Abstract : Particle methods have become a popular method for sampling, optimization, inversion, and filtering.
Moreover gradient-free versions of particle systems may implicitly carry gradient information that can be leveraged for better performance. In this minisymposium we bring together experts in
Ensemble Kalman filtering, Ensemble Kalman inversion, and Ensemble Kalman sampling as well as other
particle-based algorithms like Consensus-based optimization, Affine invariant Langevin dynamics,
Stein Variational Gradient Descent and collect recent advances based on homotopy approaches, ensemble enrichment, Wasserstein gradient flows and discrepancy flows.

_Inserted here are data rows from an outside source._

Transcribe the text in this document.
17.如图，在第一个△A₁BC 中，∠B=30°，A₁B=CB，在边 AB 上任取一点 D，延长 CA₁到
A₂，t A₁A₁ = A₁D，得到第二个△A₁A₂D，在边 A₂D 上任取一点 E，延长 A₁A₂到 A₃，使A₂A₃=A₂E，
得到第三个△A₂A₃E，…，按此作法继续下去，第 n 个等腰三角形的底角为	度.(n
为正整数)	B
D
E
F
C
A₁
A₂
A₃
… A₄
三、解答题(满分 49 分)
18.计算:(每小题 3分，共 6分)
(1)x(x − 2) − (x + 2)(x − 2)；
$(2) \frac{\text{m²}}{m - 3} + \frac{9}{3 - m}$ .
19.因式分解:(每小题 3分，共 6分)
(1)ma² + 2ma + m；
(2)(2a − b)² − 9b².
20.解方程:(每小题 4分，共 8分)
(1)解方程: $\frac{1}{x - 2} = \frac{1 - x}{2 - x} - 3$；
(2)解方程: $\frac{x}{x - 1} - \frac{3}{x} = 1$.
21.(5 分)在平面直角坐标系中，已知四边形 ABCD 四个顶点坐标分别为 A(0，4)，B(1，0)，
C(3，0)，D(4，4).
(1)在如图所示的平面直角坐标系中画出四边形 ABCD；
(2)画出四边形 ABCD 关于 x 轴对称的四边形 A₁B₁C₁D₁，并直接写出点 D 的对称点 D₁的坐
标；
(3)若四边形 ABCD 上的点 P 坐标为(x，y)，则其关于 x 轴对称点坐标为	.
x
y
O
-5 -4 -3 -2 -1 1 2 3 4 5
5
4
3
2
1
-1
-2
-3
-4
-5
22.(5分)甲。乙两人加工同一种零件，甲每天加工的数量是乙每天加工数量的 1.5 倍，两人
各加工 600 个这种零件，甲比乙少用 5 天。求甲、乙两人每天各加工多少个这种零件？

Organizer(s) : Robert Gruhlke, Johannes Hertrich, David Sommer, Philipp Wacker
[05135] Improving Ensemble Kalman Filter performance by adaptively controlling the ensemble
Format : Talk at Waseda University
Author(s) :
Ruben Harris (FU Berlin)
Claudia Schillings (FU Berlin)
Abstract : Efficient strategies to improve the performance of the Ensemble Kalman Inversion by adaptively controlling the ensemble.
Due to their low computational costs and straightforward implementation, filtering methods such as the Ensemble Kalman Filter have become very popular for inverse problems over the last few years. They have been demonstrated to work well even for highly nonlinear, complex models. We discuss variants of the Ensemble Kalman Inversion (EKI) aiming to improve the accuracy of the estimate by adaptively choosing the particles in the ensemble.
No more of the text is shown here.